R.シュトラウス (1864 - 1949)

歌劇「ばらの騎士」組曲 (約22分)

 20世紀に入って作られたオペラのなかでも、おそらく最高の人気と上演回数を誇っているであろうリヒャルト・シュトラウスの《ばらの騎士》。物語の舞台はマリア・テレジア女帝の治める18世紀のウィーン。陸軍元帥・侯爵夫人マリー・テレーズ・ウェルデンベルクは夫の留守中に、愛人であるロフラーノ伯爵家の跡継ぎオクタヴィアンと情熱的な愛の一夜を明かす。そこへ、田舎ケルンテンからやってきたオックス・フォン・レルヒェナウ男爵が登場。武器の売買で財産を成し、貴族の爵位を手に入れた商人ファーニナル家の娘ゾフィーと婚約するために(そしてその財産を手に入れるために)、ウィーンへとやってきたと告げる。オクタヴィアンは婚約の誓いである「銀のばら」を持ってファーニナル家を訪れるが、当のゾフィーに一目惚(ひとめぼ)れ。ゾフィーも、不作法で女にだらしのないオックスに愛想を尽かす。オクタヴィアンは罠(わな)を仕掛け、オックスとゾフィーの結婚をご破算にすることに成功。元帥夫人は、若い2人の前途を祝して2人を結びつけ、自らの恋にも幕を引く。

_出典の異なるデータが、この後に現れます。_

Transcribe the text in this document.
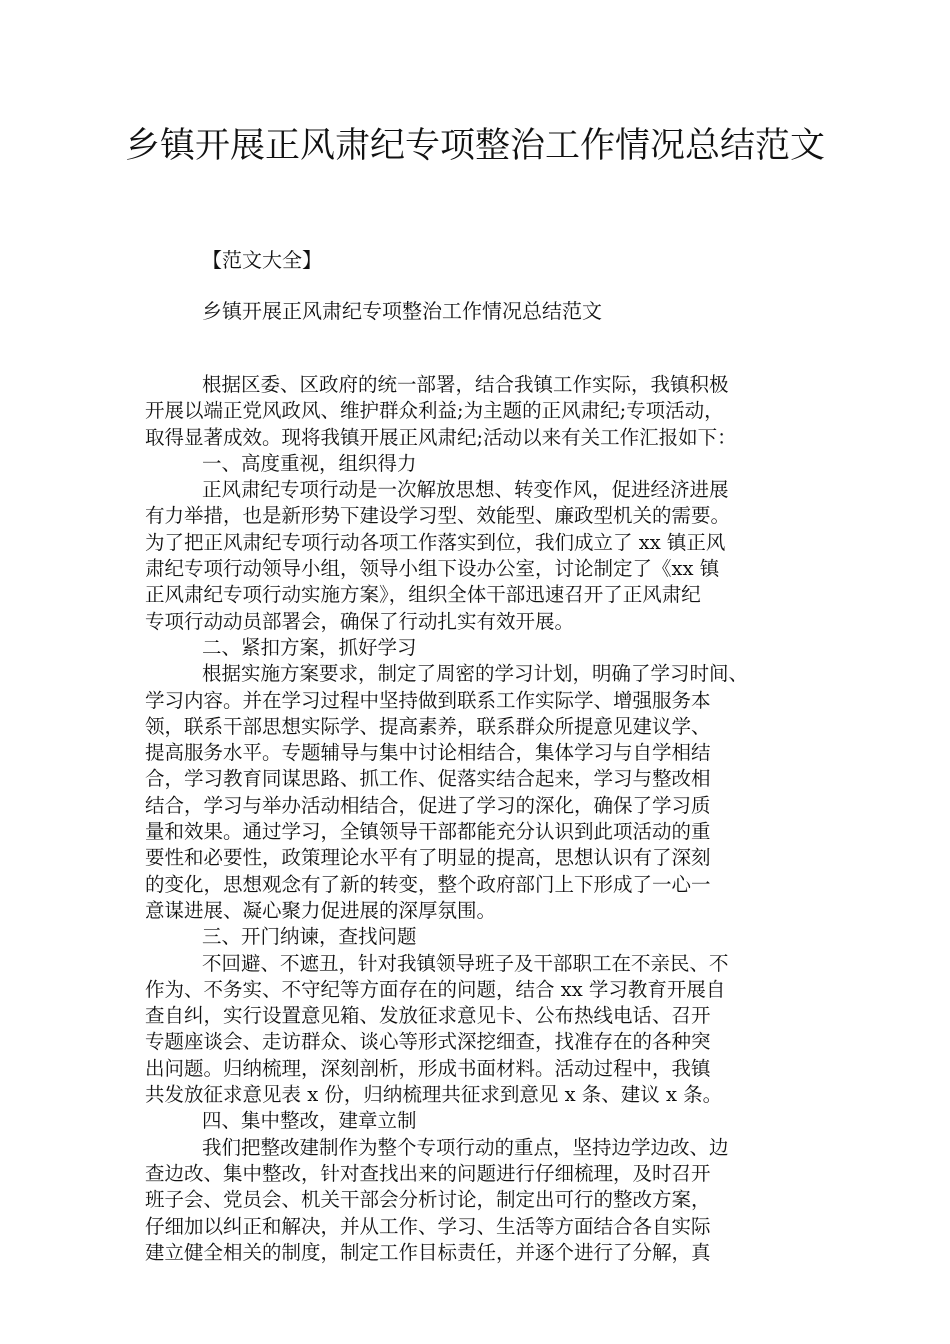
乡镇开展正风肃纪专项整治工作情况总结范文
【范文大全】
乡镇开展正风肃纪专项整治工作情况总结范文
根据区委、区政府的统一部署，结合我镇工作实际，我镇积极
开展以端正党风政风、维护群众利益;为主题的正风肃纪;专项活动，
取得显著成效。现将我镇开展正风肃纪;活动以来有关工作汇报如下：
一、高度重视，组织得力
正风肃纪专项行动是一次解放思想、转变作风，促进经济进展
有力举措，也是新形势下建设学习型、效能型、廉政型机关的需要。
为了把正风肃纪专项行动各项工作落实到位，我们成立了 xx 镇正风
肃纪专项行动领导小组，领导小组下设办公室，讨论制定了《xx 镇
正风肃纪专项行动实施方案》，组织全体干部迅速召开了正风肃纪
专项行动动员部署会，确保了行动扎实有效开展。
二、紧扣方案，抓好学习
根据实施方案要求，制定了周密的学习计划，明确了学习时间、
学习内容。并在学习过程中坚持做到联系工作实际学、增强服务本
领，联系干部思想实际学、提高素养，联系群众所提意见建议学、
提高服务水平。专题辅导与集中讨论相结合，集体学习与自学相结
合，学习教育同谋思路、抓工作、促落实结合起来，学习与整改相
结合，学习与举办活动相结合，促进了学习的深化，确保了学习质
量和效果。通过学习，全镇领导干部都能充分认识到此项活动的重
要性和必要性，政策理论水平有了明显的提高，思想认识有了深刻
的变化，思想观念有了新的转变，整个政府部门上下形成了一心一
意谋进展、凝心聚力促进展的深厚氛围。
三、开门纳谏，查找问题
不回避、不遮丑，针对我镇领导班子及干部职工在不亲民、不
作为、不务实、不守纪等方面存在的问题，结合 xx 学习教育开展自
查自纠，实行设置意见箱、发放征求意见卡、公布热线电话、召开
专题座谈会、走访群众、谈心等形式深挖细查，找准存在的各种突
出问题。归纳梳理，深刻剖析，形成书面材料。活动过程中，我镇
共发放征求意见表 x 份，归纳梳理共征求到意见 x 条、建议 x 条。
四、集中整改，建章立制
我们把整改建制作为整个专项行动的重点，坚持边学边改、边
查边改、集中整改，针对查找出来的问题进行仔细梳理，及时召开
班子会、党员会、机关干部会分析讨论，制定出可行的整改方案，
仔细加以纠正和解决，并从工作、学习、生活等方面结合各自实际
建立健全相关的制度，制定工作目标责任，并逐个进行了分解，真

第1幕の最後に置かれた元帥夫人の別れの決断、そして第3幕最後の女声による三重唱によって、これまでどれだけ多くの観客の紅涙が絞られたことだろう。
 1911年の初演直後から、オペラの聴き所を集めたオーケストラ組曲がさまざまな編曲で登場し、シュトラウス自身も曲中のワルツを集めた2種類のメドレーを編曲した。現在オーケストラ・ピースとしてもっぱら演奏されるのは、1945年にブージー&ホークス社から出版された「組曲」である。ところが、どのような資料をみても、それがシュトラウス自身の編曲なのか、あるいは第三者によるものなのかが、はっきり明示されていない。研究者の間では、この作品の編曲はポーランドの指揮者アルトゥール・ロジンスキによって、1933年から1945年の間に、亡命先のロンドンでなされたもの「らしい」とされている。今となっては、その真偽はもはや確かめようがない。

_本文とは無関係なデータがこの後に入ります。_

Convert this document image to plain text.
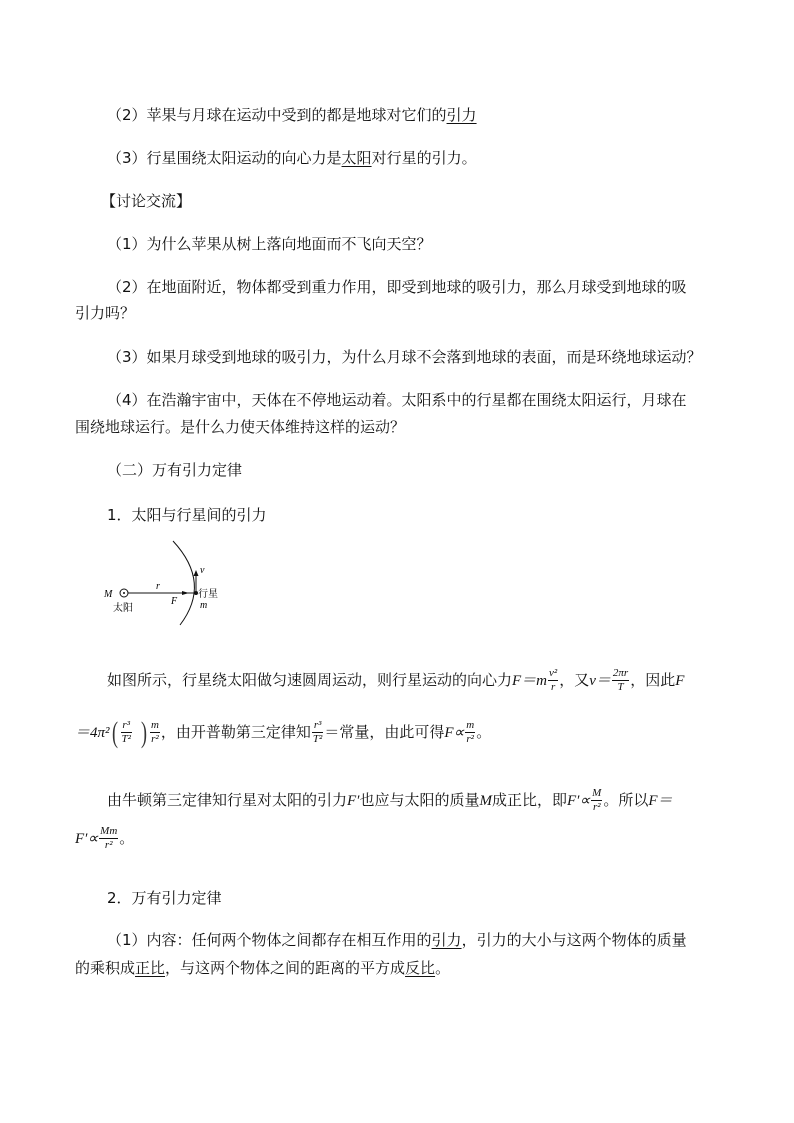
（2）苹果与月球在运动中受到的都是地球对它们的引力
（3）行星围绕太阳运动的向心力是太阳对行星的引力。
【讨论交流】
（1）为什么苹果从树上落向地面而不飞向天空？
（2）在地面附近，物体都受到重力作用，即受到地球的吸引力，那么月球受到地球的吸
引力吗？
（3）如果月球受到地球的吸引力，为什么月球不会落到地球的表面，而是环绕地球运动？
（4）在浩瀚宇宙中，天体在不停地运动着。太阳系中的行星都在围绕太阳运行，月球在
围绕地球运行。是什么力使天体维持这样的运动？
（二）万有引力定律
1．太阳与行星间的引力
M
太阳
r
F
v
行星
m
如图所示，行星绕太阳做匀速圆周运动，则行星运动的向心力$F=m \frac{\text{v²}}{r}$ ，又$v= \frac{2\pi r}{T}$ ，因此F
$=4\pi^2( \frac{\text{r³}}{\text{T²}}$ ) $\frac{m}{\text{r²}}$ ，由开普勒第三定律知 $\frac{\text{r³}}{\text{T²}}$ ＝常量，由此可得$F\propto \frac{m}{\text{r²}}$ 。
由牛顿第三定律知行星对太阳的引力F′也应与太阳的质量M成正比，即$F'\propto \frac{M}{\text{r²}}$ 。所以F＝
$F'\propto \frac{Mm}{\text{r²}}$ 。
2．万有引力定律
（1）内容：任何两个物体之间都存在相互作用的引力，引力的大小与这两个物体的质量
的乘积成正比，与这两个物体之间的距离的平方成反比。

 ただ、本当にシュトラウスが手がけたのかどうかは、作品自体がその答えを語っている。シュトラウス自身がこの種の編曲ものを手がける際は、声楽の含まれない間奏曲や前奏曲を細切れに並べ、つなぎ目の補筆は最小限にとどめた。この組曲は、シュトラウスならば用いないだろう第2幕の二重唱や第3幕の三重唱などがそのまま登場し、曲間もどこかぎこちない。とりわけ、ハ長調のファンファーレが鳴り響くシンプルな終結部(オペラには含まれない)は、モティーフや対位法的技法から見ても創意に欠け、およそシュトラウスの個性が反映された音楽とは考えがたい。この編曲がシュトラウス以外の人物によって行われたことは、ほぼ疑いない。

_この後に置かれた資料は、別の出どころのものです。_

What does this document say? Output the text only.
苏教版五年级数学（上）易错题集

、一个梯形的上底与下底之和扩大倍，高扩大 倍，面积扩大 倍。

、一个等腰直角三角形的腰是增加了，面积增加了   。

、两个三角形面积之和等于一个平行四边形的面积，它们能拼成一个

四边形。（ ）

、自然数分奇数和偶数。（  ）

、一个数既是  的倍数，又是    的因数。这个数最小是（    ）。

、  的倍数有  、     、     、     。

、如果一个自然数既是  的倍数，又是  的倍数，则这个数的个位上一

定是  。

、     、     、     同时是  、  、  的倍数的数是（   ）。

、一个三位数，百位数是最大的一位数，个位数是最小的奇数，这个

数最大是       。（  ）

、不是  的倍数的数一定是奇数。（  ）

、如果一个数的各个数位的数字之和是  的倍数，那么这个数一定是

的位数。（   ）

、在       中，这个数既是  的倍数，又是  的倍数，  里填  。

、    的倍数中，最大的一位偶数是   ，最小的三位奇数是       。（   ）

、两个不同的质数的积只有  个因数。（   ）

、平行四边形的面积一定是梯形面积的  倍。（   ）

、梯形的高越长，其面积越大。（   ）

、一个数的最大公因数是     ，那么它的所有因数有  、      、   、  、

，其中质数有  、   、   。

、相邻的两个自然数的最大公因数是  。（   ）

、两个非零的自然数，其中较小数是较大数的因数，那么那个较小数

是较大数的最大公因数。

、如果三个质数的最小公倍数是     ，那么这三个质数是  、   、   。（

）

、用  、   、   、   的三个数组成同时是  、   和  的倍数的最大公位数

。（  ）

 曲は以下のような順序で推移する。最後の〈オックスのワルツ〉を除けば、ほとんどオペラの筋書き通りに曲が並べられているが、第3幕の三重唱の音楽に入る前に、第2幕冒頭の音楽がつなぎとして挿入されている。実際の筋書きにほぼ沿った音楽展開のおかげで、曲全体の見通しもはっきりし、現代における人気曲としての地位を勝ち得たのだろう。
 第1幕:前奏曲→第2幕:銀のばらの献呈場面とそれに続くオクタヴィアンとゾフィーの二重唱→その2人がこっそり逢引(あいびき)をしているところをヴァルツァッキとアンニーナに捕まる場面→オックスのワルツ《わしと一緒ならば》→第3幕:元帥夫人とオクタヴィアン、ゾフィーの三重唱→オクタヴィアンとゾフィーの二重唱→オックスが退場する際のワルツ→フィナーレ(オクタヴィアンのモティーフを援用したオリジナルの旋律)

作曲年代:オペラ作曲1910年。オペラ初演1911年。編曲1933~1945年?